Hypothetical scalar particle that couples to matter more weakly than gravity

The chameleon is a hypothetical scalar particle that couples to matter more weakly than gravity, postulated as a dark energy candidate. Due to a non-linear self-interaction, it has a variable effective mass which is an increasing function of the ambient energy density—as a result, the range of the force mediated by the particle is predicted to be very small in regions of high density (for example on Earth, where it is less than 1 mm) but much larger in low-density intergalactic regions: out in the cosmos chameleon models permit a range of up to several thousand parsecs. As a result of this variable mass, the hypothetical fifth force mediated by the chameleon is able to evade current constraints on equivalence principle violation derived from terrestrial experiments even if it couples to matter with a strength equal or greater than that of gravity. Although this property would allow the chameleon to drive the currently observed acceleration of the universe's expansion, it also makes it very difficult to test for experimentally.

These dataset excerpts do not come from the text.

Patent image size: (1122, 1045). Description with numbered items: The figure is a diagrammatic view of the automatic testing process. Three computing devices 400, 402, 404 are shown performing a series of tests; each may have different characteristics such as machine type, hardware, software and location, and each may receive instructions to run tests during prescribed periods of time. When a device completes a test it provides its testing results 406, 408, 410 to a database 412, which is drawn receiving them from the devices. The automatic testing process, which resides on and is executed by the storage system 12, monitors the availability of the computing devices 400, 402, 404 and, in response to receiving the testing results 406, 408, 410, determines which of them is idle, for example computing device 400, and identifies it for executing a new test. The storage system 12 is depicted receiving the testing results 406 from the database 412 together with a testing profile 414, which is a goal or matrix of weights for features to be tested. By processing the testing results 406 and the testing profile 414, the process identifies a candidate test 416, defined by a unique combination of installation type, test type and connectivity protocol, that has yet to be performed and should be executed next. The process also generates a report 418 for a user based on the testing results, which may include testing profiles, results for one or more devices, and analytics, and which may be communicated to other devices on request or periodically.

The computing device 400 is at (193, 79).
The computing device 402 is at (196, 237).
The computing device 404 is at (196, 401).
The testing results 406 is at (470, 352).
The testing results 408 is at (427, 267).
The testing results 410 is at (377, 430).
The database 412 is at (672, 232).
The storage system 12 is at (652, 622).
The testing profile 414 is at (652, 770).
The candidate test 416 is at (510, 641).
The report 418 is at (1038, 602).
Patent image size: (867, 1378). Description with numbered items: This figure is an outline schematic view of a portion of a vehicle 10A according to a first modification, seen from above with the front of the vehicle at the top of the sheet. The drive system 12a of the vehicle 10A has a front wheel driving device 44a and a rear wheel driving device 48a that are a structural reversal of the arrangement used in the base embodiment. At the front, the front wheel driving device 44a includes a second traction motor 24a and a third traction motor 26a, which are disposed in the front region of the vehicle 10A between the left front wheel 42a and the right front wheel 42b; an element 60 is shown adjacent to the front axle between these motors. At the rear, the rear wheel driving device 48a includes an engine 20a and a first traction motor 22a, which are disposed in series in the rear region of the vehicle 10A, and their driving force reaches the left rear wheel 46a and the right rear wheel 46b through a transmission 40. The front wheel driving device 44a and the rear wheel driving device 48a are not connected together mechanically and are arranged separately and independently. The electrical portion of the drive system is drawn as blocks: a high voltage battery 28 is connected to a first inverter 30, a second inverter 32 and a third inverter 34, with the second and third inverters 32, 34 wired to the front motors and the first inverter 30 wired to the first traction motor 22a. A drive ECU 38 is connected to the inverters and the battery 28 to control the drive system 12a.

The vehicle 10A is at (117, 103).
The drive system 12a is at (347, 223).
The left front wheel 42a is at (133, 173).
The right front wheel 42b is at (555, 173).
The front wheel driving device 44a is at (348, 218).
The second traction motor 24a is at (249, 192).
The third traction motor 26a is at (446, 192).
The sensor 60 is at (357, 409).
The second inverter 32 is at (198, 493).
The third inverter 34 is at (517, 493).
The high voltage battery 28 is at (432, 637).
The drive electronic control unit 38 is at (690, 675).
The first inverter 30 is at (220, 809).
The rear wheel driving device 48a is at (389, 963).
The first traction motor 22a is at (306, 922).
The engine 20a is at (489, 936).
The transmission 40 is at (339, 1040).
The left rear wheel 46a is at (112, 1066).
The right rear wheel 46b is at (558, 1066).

In 2021, physicists suggested that an excess reported at the dark matter detector experiment XENON1T rather than being a dark matter candidate could be a dark energy candidate: particularly, chameleon particles yet in July 2022 a new analysis by XENONnT discarded the excess.

==Hypothetical properties==
Chameleon particles were proposed in 2003 by Justin Khoury and Amanda Weltman.

In most theories, chameleons have a mass that scales as some power of the local energy density: $m_\text{eff} \sim \rho^\alpha$, where $\alpha \simeq 1.$

Chameleons also couple to photons, allowing photons and chameleons to oscillate between each other in the presence of an external magnetic field.

Chameleons can be confined in hollow containers because their mass increases rapidly as they penetrate the container wall, causing them to reflect. One strategy to search experimentally for chameleons is to direct photons into a cavity, confining the chameleons produced, and then to switch off the light source. Chameleons would be indicated by the presence of an afterglow as they decay back into photons.

==Experimental searches==
A number of experiments have attempted to detect chameleons along with axions.

The GammeV experiment is a search for axions, but has been used to look for chameleons too. It consists of a cylindrical chamber inserted in a 5 T magnetic field. The ends of the chamber are glass windows, allowing light from a laser to enter and afterglow to exit. GammeV set the limited coupling to photons in 2009.

CHASE (CHameleon Afterglow SEarch) results published in November 2010, improve the limits on mass by 2 orders of magnitude and 5 orders for photon coupling.

A 2014 neutron mirror measurement excluded chameleon field for values of the coupling constant $\beta > 5.8 \times 10^8$, where the effective potential of the chameleon quanta is written as $V_{\text{eff}}=V(\Phi)+e^{\beta \Phi/M'_\text{P}} \rho$, $\rho$ being the mass density of the environment, $V(\Phi)$ the chameleon potential and $M'_\text{P}$ the reduced Planck mass.

The CERN Axion Solar Telescope has been suggested as a tool for detecting chameleons.